A banda Ngola Ritmos só podia tocar para amigos, festas de aniversários e em espetáculos no bairro operário, onde estimulava a luta de libertação de Angola. Nunca permaneciam em um local por muito tempo, sempre tinham que estar em movimento, mudando de lugar, pois foram perseguidos e alguns presos.

Apesar de todos os problemas e perseguição que enfrentaram, eles gravaram dois discos e em 1950 sua popularidade era tanta que tocavam em estações de rádios por todo o país. Porém, conseguiram mudar a música em Angola, resistiram e lutaram pela libertação de sua nação. O Ngola Ritmos foi tão importante na luta de libertação em Angola que em 1978, foi feito um filme sobre a banda, no qual esteve presente pela última vez o grupo todo.

A música também esteve presente na literatura, como é o caso da banda Ngola Ritmos, que foi citada no livro Nós do Makulusu de Luandino Vieira, com a mesma consciência de resistência e libertação. Dando ênfase ao que o escritor defendia que era a reimaginação da nação e a criação de identidade cultural dos africanos.

Assim como na música a literatura surge com a chamada do leitor atento para à luta de libertação, Luandino vieira cria uma obra que revoluciona, surgindo como a nova literatura de Angola, com uma linguagem diferente utilizando a língua local com a língua do colonizador. Denuncia às formas de opressão e busca uma identidade nacional.

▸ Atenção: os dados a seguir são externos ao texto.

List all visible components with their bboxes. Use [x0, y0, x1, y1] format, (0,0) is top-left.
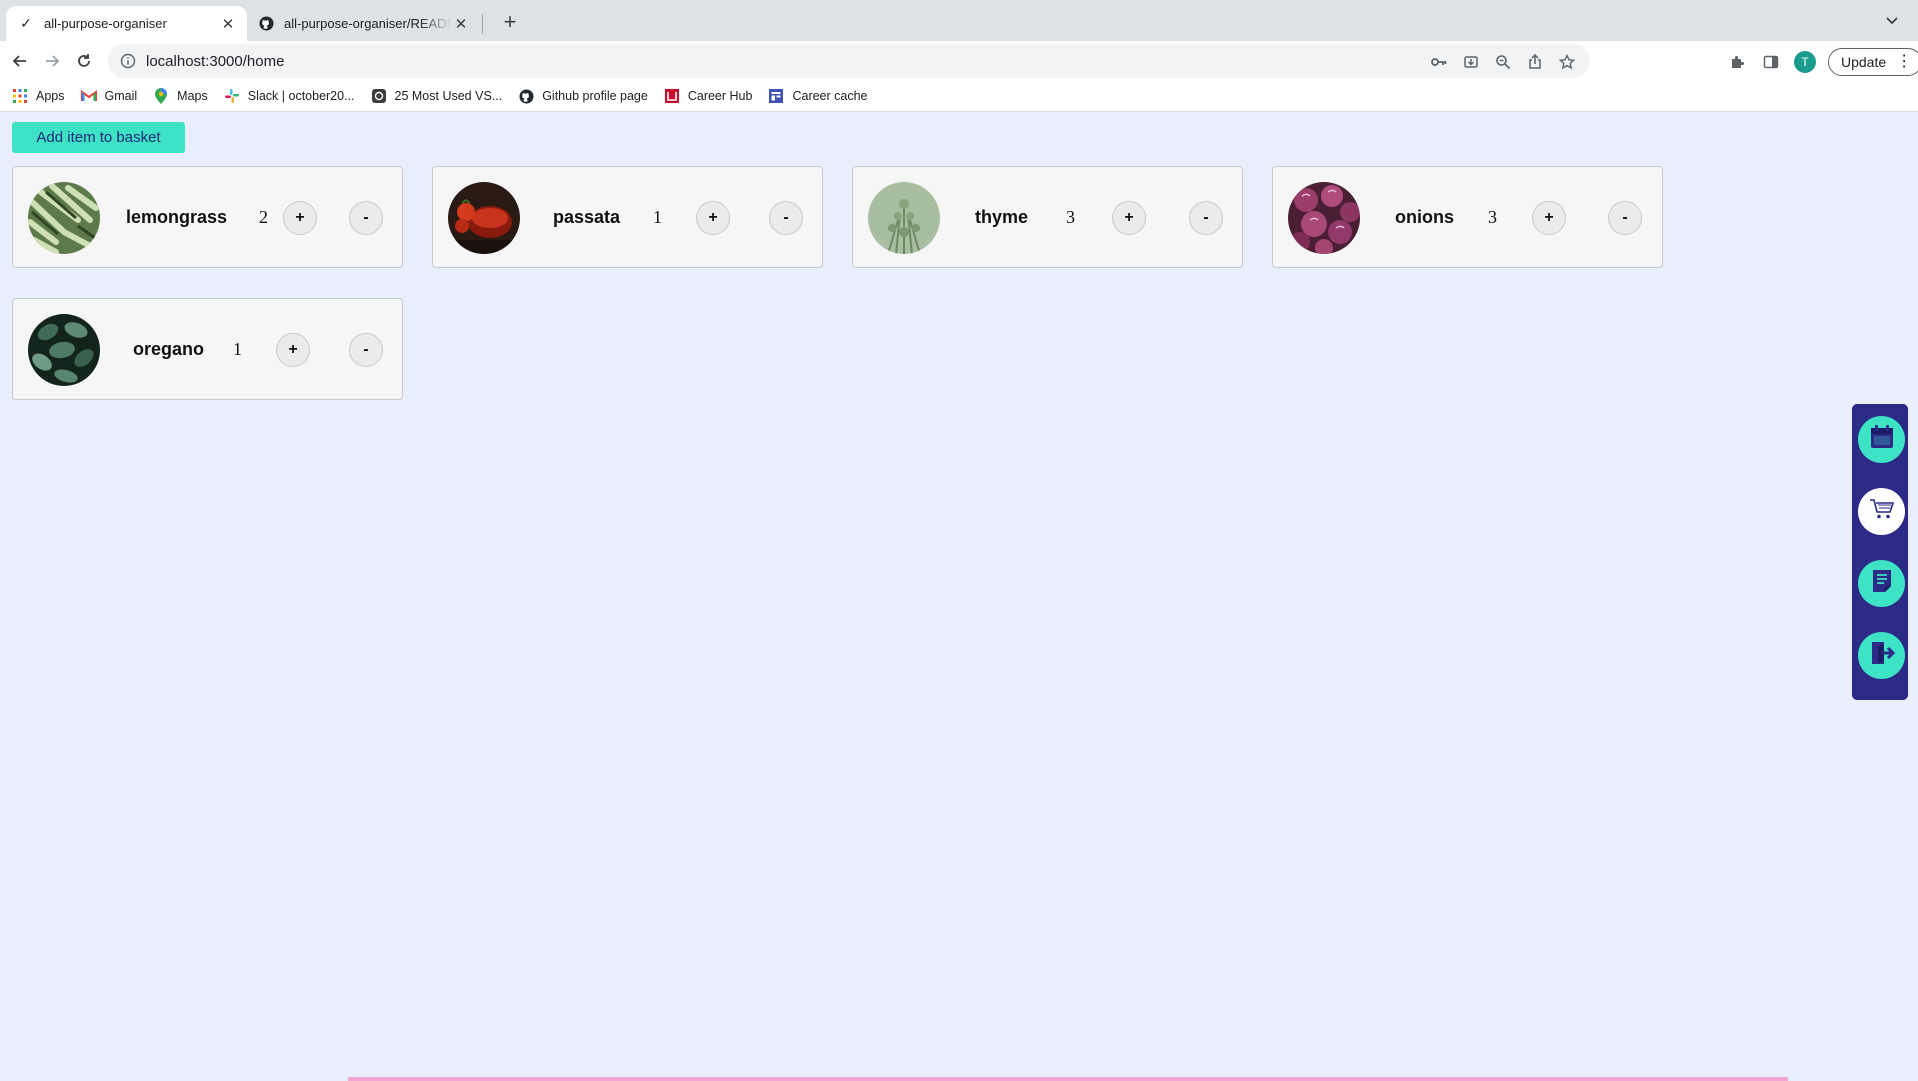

A literatura nacional angolana estabelece um novo conceito de sistema próprio, uma nova abordagem que descreve o colonialismo denunciando o sangue derramado por ele. Além disso, busca reimaginar a nação transformando a dialética local em um fator poderoso contra o sistema colonial.

A poesia surge com a musicalidade e simbologia de sua própria terra, os poetas angolanos descreviam a luta e cantavam para sua gente. Narrativas transformadas em poesia para africanizar, conhecida como oralidade de quintal.

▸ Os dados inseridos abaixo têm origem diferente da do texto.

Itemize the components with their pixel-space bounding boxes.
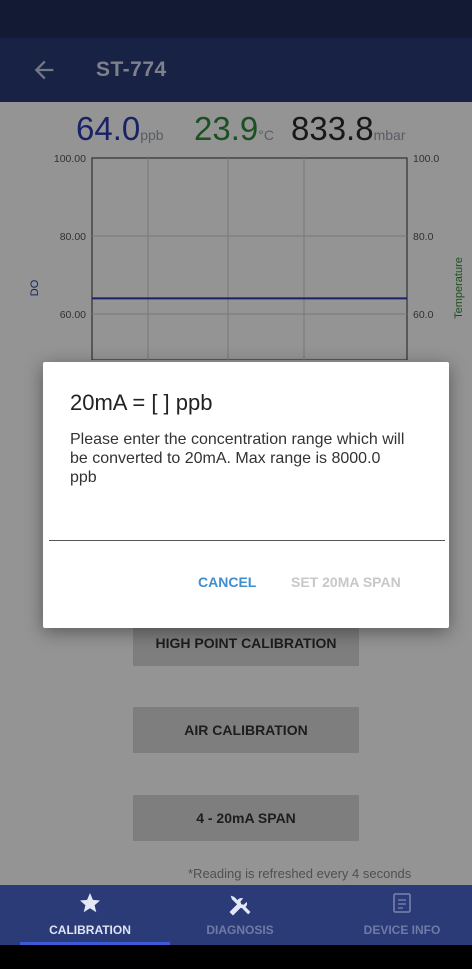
span-value-input[interactable]: [49, 508, 445, 541]
device-info-icon: [393, 893, 411, 913]
dialog-title: 20mA = [ ] ppb: [70, 390, 213, 415]
cancel-button[interactable]: CANCEL: [198, 574, 256, 590]
span-dialog: 20mA = [ ] ppb Please enter the concentr…: [43, 362, 449, 628]
nav-calibration-label: CALIBRATION: [49, 923, 131, 937]
nav-device-info-label: DEVICE INFO: [363, 923, 441, 937]
nav-diagnosis-label: DIAGNOSIS: [206, 923, 274, 937]
dialog-message: Please enter the concentration range whi…: [70, 431, 405, 486]
bottom-navigation: CALIBRATION DIAGNOSIS DEVICE INFO: [0, 885, 472, 945]
system-nav-area: [0, 945, 472, 969]
set-20ma-span-button[interactable]: SET 20MA SPAN: [291, 574, 401, 590]
nav-diagnosis[interactable]: DIAGNOSIS: [170, 885, 310, 945]
star-icon: [80, 893, 100, 913]
tools-icon: [229, 895, 251, 916]
nav-device-info[interactable]: DEVICE INFO: [332, 885, 472, 945]
nav-calibration[interactable]: CALIBRATION: [20, 885, 160, 945]
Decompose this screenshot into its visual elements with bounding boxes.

A literatura africana é uma literatura social e política, denuncia a repressão vivida pelo seu povo e faz sua gente pensar em revolução, trazendo o novo como o passado perdido para o meio atual vivido, buscando mudanças e valorizando sua gente, suas lutas diárias.

Os musseques sempre aparecem como o campo onde mais resiste essa ideia de nação. Na literatura esse local sempre surge como referência, pois lá viviam os proletariados que sofriam com a ditadura desse colonialismo.

O mais importante da literatura africana não é só sua denúncia social, mas sua resistência presente, a transformação cultural no intelectual. Nela os africanos começam a se enxergar como personagem e não paisagem, a literatura africana humaniza seu povo.

Dessa forma o imaginário colonial cai quando vê surgir no campo do domínio, no caso o da escrita, uma ponta de lança que acorda o povo colonizado. Por mais que tentem reprimir não conseguem porque o povo anseia por mudanças.

CRUZ, Marília Pereira da. São Paulo, 2019.

REFERÊNCIAS

ACHEBE, Chinua. A educação de uma criança sob o protetorado britânico. São Paulo: Companhias das Letras, 2012.

CABAÇO, José Luís. Breves anotações sobre Protonacionalismo, Nativismo, Panafricanismo, Negritude: Resistência e Libertação. (Data não informada)

CHAVES, Rita. MACÊDO, Tânia. VECCHIA, Rejane. (Orgs). A Kinda e a Misanga, Encontros brasileiros com a literatura angolana. Rio de Janeiro: Editora Cultura acadêmica, 2007.

CRAVEIRINHA, José. Poetas de Moçambique: “José Craveirinha: antologia poética”. Organizadora: LEITE, Ana Maria Mafalda. Minas Gerais: Editora UFMG, 2010.

FANON, Frantz. Os condenados da terra. Rio de Janeiro: Editora Civilização Brasileira S.A. 1968.

MUNANGA, Kabengele. Origens africanas do Brasil contemporâneo: Histórias, línguas, culturas e civilizações. São Paulo: Editora Gaudí, 2012.

MACÊDO, Tânia. Ngola Ritmos, um breve histórico. Apostila literaturas Africanas de língua portuguesa I, p. 45-46. Universidade de São Paulo. (1º Semestre-2017)

PRATT, Mary Louise. Os olhos do império: relatos de viagem e transculturação. Bauru: Edusc, 1999.

SERRANO, Carlos. WALDMAN, Maurício. Memória d’África: A temática africana em sala de aula. São Paulo: Editora Cortez, 2008.